Tuesday’s victory may help some to erase Reese’s memory of his final postgame in the McCallie locker room. The Southeast Missouri State signee was suspended for the Blue Tornado’s first playoff game in 2012. He never got a chance for redemption. McCallie’s state title hopes were dashed with a loss at home to Baylor.
In the all-star game, the stakes were lowered and the intensity lessened, but the chip was evident. He was relentless over the closing minutes—driving past defenders, leading fast breaks.
“I hate losing with a passion,” Reese said. “The last minute, when you look at the clock and see you’re on the losing side, it’s time to step up. I just tried to keep my composure, penetrate, kick when it was open, and take whatever I had.”

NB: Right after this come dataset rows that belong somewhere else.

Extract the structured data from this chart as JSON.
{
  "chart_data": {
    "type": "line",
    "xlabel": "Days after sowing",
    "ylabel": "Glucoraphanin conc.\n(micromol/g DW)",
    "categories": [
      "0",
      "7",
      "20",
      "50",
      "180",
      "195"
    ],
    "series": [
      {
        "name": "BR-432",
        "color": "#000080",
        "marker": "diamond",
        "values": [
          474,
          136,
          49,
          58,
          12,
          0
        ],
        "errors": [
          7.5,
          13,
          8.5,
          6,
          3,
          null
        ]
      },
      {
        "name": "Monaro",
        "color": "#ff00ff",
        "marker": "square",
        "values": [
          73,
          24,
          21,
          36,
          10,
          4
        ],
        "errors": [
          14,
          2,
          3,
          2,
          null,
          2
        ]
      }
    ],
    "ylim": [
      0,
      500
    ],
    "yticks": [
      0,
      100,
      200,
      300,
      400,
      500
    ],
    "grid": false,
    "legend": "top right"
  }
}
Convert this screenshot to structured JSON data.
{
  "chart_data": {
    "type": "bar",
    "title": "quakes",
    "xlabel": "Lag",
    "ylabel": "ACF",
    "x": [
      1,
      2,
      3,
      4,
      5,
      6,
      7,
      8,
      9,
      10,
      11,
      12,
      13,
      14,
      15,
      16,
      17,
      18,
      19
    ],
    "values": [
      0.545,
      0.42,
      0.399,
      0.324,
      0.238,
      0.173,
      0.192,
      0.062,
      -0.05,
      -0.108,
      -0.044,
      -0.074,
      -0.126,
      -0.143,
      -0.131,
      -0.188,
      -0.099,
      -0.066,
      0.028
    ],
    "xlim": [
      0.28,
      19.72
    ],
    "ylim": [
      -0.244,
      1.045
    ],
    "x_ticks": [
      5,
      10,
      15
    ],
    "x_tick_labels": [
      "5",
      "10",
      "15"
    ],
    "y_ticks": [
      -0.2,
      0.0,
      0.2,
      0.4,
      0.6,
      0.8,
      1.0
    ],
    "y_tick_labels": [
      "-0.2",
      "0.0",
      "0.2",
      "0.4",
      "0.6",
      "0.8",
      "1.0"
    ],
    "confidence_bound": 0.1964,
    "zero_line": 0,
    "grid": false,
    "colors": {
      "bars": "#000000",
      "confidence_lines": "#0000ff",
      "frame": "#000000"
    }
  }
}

Alongside Reese and Rhodes, McMinn County’s Cedrick Nevins scored 18, Bradley Central’s Hunter Chastain scored 16 and Johnson had 12. Johnson and Chastain each hit four 3-pointers, and after the game, delivered a return to the loose atmosphere of an all-star event by going head-to-head in a 3-point shootout. Chastain won, making it a Bradley County sweep of the Tennessee awards.
In all, seven of the 10 Tennessee players were from District 5-AAA, and the group accounted for 72 points.
“I knew they were good,” Nayadley said. “It was fun to have them all out there together and play one time.”
Nayadley was given the label of coach, but he did little more than assemble the squad and shuffle players in and out. When he called timeout just before Rhodes’s final free-throw attempts, it was the first time he’d said a word to most of the players since halftime. The group practiced only once leading up to the event, and even then only seven players showed up.
“You just want them to come out here and compete and not show off too much,” Nayadley said with a laugh.
Cohesion came at just the right time.